Personnalité, fonction : PHILIPPE Edouard.

FRANCE. Premier ministre

ti : Il y a 50 ans, les pouvoirs publics ont identifié le site de Notre-Dame-des-Landes pour accueillir un nouvel aéroport pour le Grand Ouest. Je ne vais pas retracer ici la longue chronologie des événements, durant 50 ans le projet a été successivement décidé, abandonner, relancer, réexaminer, reconfigurer, remis à plus tard. Durant 50 ans à coup de décision, de reculade, de déni, de non-décision, l'Etat s'est placé face à un dilemme impossible. Durant toutes ces décennies, alors que partout ailleurs le pays réalisait de grands projets d'aménagements, l'indécision des gouvernements successifs a laissé les partisans du projet et ses opposants s'affronter, se dresser les uns contre les autres. On a parfois instrumentalisé ces oppositions à des fins politiciennes.

A tel point que lorsque nous sommes entrés en fonction, il y a 8 mois, la situation était totalement bloquée. Elle était non seulement bloquée, mais elle était dangereuse pour la sécurité des personnes et contraire au respect de l'état de droit.

Nous aurions pu faire comme les autres, comme ceux qui aujourd'hui ne manqueront pas de nous interpeller, c'est-à-dire au fond, laisser le soin à nos successeurs de trancher le noeud gordien.
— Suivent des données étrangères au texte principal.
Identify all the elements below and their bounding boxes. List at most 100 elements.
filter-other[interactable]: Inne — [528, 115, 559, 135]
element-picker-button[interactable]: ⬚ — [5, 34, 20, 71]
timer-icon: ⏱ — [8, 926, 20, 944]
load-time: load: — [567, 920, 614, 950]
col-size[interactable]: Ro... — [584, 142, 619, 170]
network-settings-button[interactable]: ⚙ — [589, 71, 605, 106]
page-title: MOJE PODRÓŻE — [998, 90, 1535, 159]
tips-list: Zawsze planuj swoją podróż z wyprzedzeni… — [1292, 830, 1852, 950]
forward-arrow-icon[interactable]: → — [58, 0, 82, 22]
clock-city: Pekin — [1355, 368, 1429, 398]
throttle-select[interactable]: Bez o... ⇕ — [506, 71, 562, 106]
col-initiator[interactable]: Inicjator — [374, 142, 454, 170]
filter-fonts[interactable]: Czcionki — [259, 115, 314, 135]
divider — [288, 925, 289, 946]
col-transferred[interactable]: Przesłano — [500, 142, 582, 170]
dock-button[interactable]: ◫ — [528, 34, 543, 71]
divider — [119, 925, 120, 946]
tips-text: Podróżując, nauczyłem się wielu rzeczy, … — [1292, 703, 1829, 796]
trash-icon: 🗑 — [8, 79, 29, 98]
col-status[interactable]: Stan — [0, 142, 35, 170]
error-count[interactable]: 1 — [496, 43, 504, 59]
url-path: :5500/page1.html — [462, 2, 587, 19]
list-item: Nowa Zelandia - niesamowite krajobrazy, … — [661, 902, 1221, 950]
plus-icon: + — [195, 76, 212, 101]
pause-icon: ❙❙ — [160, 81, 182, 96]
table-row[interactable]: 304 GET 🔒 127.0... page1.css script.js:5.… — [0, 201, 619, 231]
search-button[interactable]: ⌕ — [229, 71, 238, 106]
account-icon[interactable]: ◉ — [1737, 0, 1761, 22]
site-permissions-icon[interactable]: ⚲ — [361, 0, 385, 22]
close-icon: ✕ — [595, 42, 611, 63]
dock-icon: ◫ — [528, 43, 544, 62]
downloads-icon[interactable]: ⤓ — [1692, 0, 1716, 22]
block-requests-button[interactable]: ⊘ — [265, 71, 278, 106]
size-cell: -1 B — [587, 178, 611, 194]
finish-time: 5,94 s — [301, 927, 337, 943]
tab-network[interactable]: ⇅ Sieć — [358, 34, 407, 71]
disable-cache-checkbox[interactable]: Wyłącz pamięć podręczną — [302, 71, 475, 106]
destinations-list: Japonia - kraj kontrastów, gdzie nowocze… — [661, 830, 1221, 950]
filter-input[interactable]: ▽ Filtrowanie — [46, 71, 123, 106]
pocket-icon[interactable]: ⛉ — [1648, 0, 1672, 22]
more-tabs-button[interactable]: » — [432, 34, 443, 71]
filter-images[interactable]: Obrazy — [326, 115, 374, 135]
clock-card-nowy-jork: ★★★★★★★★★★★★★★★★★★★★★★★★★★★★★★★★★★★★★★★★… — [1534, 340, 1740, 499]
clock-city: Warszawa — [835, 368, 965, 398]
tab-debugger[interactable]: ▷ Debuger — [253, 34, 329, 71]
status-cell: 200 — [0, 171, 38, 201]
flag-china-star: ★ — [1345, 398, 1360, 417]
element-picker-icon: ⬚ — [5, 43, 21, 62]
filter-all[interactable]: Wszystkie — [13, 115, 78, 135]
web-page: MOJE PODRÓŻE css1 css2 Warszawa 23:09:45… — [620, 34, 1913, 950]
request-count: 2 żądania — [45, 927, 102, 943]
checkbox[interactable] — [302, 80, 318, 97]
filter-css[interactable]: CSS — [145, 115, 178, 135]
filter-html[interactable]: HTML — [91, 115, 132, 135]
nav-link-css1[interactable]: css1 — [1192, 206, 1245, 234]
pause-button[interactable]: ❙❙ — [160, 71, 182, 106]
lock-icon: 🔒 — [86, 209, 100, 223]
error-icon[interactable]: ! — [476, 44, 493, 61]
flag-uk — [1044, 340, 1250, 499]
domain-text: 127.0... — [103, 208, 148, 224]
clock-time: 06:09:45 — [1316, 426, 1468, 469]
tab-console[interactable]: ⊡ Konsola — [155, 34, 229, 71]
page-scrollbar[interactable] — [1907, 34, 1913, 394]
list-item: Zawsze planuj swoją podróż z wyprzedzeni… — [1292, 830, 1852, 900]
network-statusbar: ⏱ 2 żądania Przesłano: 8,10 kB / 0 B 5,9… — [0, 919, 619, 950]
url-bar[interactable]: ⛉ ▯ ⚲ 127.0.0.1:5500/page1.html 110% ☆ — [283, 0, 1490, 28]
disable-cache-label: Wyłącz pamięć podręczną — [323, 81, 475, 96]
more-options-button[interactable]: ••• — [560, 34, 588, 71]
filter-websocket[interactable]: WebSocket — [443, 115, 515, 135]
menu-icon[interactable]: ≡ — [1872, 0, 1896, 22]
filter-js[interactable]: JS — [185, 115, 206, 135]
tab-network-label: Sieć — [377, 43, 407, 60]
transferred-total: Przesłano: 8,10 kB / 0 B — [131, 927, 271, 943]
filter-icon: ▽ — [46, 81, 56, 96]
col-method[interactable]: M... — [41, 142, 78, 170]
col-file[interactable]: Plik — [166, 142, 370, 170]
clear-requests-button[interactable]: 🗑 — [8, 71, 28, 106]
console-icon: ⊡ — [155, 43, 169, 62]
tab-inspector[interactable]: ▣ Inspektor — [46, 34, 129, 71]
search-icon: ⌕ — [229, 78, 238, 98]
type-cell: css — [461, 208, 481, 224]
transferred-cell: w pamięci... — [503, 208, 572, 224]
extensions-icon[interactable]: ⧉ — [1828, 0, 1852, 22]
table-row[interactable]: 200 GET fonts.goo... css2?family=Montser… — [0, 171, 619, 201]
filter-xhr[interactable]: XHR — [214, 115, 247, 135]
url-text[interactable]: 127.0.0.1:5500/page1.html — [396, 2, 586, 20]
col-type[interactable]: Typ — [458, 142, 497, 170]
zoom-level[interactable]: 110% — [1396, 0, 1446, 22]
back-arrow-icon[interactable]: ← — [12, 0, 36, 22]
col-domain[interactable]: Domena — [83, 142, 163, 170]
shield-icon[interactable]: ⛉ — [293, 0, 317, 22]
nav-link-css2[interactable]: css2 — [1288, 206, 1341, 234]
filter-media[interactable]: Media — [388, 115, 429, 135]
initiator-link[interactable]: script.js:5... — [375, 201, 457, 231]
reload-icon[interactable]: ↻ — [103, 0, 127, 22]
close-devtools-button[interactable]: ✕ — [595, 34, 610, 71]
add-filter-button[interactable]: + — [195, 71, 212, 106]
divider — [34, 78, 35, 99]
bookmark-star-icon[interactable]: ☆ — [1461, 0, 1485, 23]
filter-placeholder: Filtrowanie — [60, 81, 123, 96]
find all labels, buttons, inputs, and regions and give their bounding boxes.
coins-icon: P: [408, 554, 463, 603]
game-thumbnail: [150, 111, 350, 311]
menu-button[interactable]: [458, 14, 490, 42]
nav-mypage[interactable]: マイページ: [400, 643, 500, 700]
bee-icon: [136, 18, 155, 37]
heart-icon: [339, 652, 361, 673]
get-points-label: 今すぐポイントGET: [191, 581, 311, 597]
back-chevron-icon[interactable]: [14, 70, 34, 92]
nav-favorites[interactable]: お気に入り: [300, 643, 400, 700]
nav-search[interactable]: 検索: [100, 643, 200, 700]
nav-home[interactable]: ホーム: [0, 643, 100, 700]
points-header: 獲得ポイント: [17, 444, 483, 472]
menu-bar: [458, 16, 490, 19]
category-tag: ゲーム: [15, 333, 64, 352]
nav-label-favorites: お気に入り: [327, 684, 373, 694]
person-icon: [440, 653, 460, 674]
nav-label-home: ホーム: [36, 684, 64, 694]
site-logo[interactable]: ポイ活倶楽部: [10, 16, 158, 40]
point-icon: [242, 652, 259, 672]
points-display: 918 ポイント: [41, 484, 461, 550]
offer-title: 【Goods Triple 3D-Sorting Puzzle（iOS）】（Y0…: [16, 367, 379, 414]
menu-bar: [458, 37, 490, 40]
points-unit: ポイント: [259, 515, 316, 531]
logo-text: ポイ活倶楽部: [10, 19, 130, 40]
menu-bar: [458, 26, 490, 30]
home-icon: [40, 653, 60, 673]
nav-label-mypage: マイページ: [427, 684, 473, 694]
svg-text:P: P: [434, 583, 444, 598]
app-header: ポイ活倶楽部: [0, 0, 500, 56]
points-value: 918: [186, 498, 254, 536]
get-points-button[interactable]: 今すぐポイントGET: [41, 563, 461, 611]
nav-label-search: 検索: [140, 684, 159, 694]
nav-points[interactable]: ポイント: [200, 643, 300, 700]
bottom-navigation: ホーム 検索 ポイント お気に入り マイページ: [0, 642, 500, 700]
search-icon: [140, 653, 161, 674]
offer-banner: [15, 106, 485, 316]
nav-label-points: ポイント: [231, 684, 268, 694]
Après tout qu'auraient représentées cinq années de plus alors que quelle que soit la décision prise, aucune infrastructure ne verra le jour en matière aéroportuaire sur place dans ce quinquennat.

Mais s'il y a bien un seul point sur lequel au plan local, comme au plan national, tout le monde s'accorde, opposants comme partisans, c'est la nécessité de sortir de cette situation. Rien n'est pire que l'incertitude.

Aussi comme sur d'autres sujets nous avons décidé de trancher la question, en sachant pertinemment que si la décision avait été facile, elle aurait été prise depuis longtemps et en sachant qu'elle suscitera des oppositions tranchées et des commentaires définitifs.

Pour opérer ce choix, mon premier réflexe, celui d'un Républicain convaincu, celui de maire, d'ancien maire d'une ville, aurait été d'autoriser sans délai ce projet. La déclaration publique, la déclaration d'utilité publique a été lancée, tous les recours ont été purgés, la population du département a été consultée, le débat aurait dû être clos depuis longtemps.

Je sais aussi que les choses paraissent toujours plus simples quand elles sont vues de loin. C'est pourquoi j'ai voulu prendre le temps de bien appréhender la situation, de considérer avec précision la complexité technique du projet, ses répercussions économiques et écologiques. D'évaluer son importance stratégique pour une région en pleine croissance et qui a besoin d'infrastructures de transport modernes.

J'ai également voulu examiner les nouvelles solutions qui pouvaient s'offrir parce qu'en 50 ans, et même en 15 ans, les technologies, les besoins, les aménagements, les territoires, les mentalités évoluent.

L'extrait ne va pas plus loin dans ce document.